Thursday, February 2, 2017


Storm



 April,

 my quiescent leech has fallen back

 into familiar customs.

 And I, am his cheerleader- even after the endearment had vanished,

 even after the injure had gone.

 like oil longing water in it's lonely,

 the way alcohol beckons to gasoline for

 companionship - we were inseparable and

 a bough anticipating it's snap.

 he happened to be falling with his eyes open,

 but he wasn't to blame - he was drinking.



 A Second April,

 I always prayed for the water to come, it had been long due.

 I always prayed it'd splash away the feeling of vexation

 between us.

 What was anticipated was a soothing mist that would caress us and wipe our faces dry.

 Instead it was an unsteady downpour that had stricken my vulnerability.

 Who could I cry out to? Who could I blame?
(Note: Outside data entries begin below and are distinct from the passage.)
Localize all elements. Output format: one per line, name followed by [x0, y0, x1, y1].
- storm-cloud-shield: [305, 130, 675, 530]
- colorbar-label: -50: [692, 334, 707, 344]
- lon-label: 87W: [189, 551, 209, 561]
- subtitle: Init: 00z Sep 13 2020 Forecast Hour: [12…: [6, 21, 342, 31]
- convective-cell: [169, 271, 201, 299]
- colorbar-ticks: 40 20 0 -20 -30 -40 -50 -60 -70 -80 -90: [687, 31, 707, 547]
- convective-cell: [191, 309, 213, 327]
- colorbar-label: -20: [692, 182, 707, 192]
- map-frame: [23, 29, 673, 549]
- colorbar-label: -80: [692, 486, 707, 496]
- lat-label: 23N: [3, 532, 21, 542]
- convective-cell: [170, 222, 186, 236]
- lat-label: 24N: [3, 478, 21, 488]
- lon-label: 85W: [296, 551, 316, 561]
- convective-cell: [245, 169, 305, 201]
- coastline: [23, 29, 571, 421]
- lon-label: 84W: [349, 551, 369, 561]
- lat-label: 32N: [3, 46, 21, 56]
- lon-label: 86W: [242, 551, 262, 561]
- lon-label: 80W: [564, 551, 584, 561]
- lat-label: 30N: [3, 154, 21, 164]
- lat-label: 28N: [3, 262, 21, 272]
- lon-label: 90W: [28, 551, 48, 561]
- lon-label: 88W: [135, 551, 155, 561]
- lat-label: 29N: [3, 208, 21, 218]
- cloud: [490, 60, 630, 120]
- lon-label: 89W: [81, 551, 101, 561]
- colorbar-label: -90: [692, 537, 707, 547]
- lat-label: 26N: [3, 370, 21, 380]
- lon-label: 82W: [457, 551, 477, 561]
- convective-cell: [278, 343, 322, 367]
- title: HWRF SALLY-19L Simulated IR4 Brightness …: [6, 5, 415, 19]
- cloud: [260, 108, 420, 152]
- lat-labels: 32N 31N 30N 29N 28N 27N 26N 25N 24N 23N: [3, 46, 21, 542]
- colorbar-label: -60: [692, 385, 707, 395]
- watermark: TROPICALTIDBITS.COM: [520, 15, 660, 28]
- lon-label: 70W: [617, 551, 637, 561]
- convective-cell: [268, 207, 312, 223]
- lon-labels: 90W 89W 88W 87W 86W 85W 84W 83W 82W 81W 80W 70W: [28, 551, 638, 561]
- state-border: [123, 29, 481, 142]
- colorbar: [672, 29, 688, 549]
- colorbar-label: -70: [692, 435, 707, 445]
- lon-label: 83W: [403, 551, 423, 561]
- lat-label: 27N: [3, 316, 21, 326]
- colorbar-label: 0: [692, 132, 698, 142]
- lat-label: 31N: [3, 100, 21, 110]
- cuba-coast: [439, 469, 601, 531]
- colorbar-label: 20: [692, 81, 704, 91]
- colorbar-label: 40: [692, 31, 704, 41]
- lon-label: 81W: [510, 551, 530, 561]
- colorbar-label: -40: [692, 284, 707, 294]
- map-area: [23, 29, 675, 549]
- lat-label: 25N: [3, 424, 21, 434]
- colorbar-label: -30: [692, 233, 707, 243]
 Not him. No, because he was shunned by the love he was promised - because he was drinking.



 Final April,

 To my silent songbird, I can't watch you

 die anymore.

 A cascade of renewal should've washed over you this month, you said,

 but it never came.

 Instead you poured the pure poison into your heart - and I watched it become your reality.

 I couldn't see the flaw all this time.

 To me, he was just drinking.



 One More April,

 All this time, you were yelling.

 You were yelling, but I couldn't' hear you.

 You were too busy drinking.

 And I cheered him on, my ultimate flaw.

 He was drinking, he drank, and he got drunk enough for three lifespans.

 Not only was he drinking, but he was drowning, and it was draining

 Watching him die for so long.

 This time it was his fault, but mine all as well.

 I buried him alive where he stood

 In a pool of rain water, where my quiescent leech

 could drink forever.

 Alone.

1 comment:

  1. The sectioning off by Aprils is fantastic here! Love the use of vexation, too.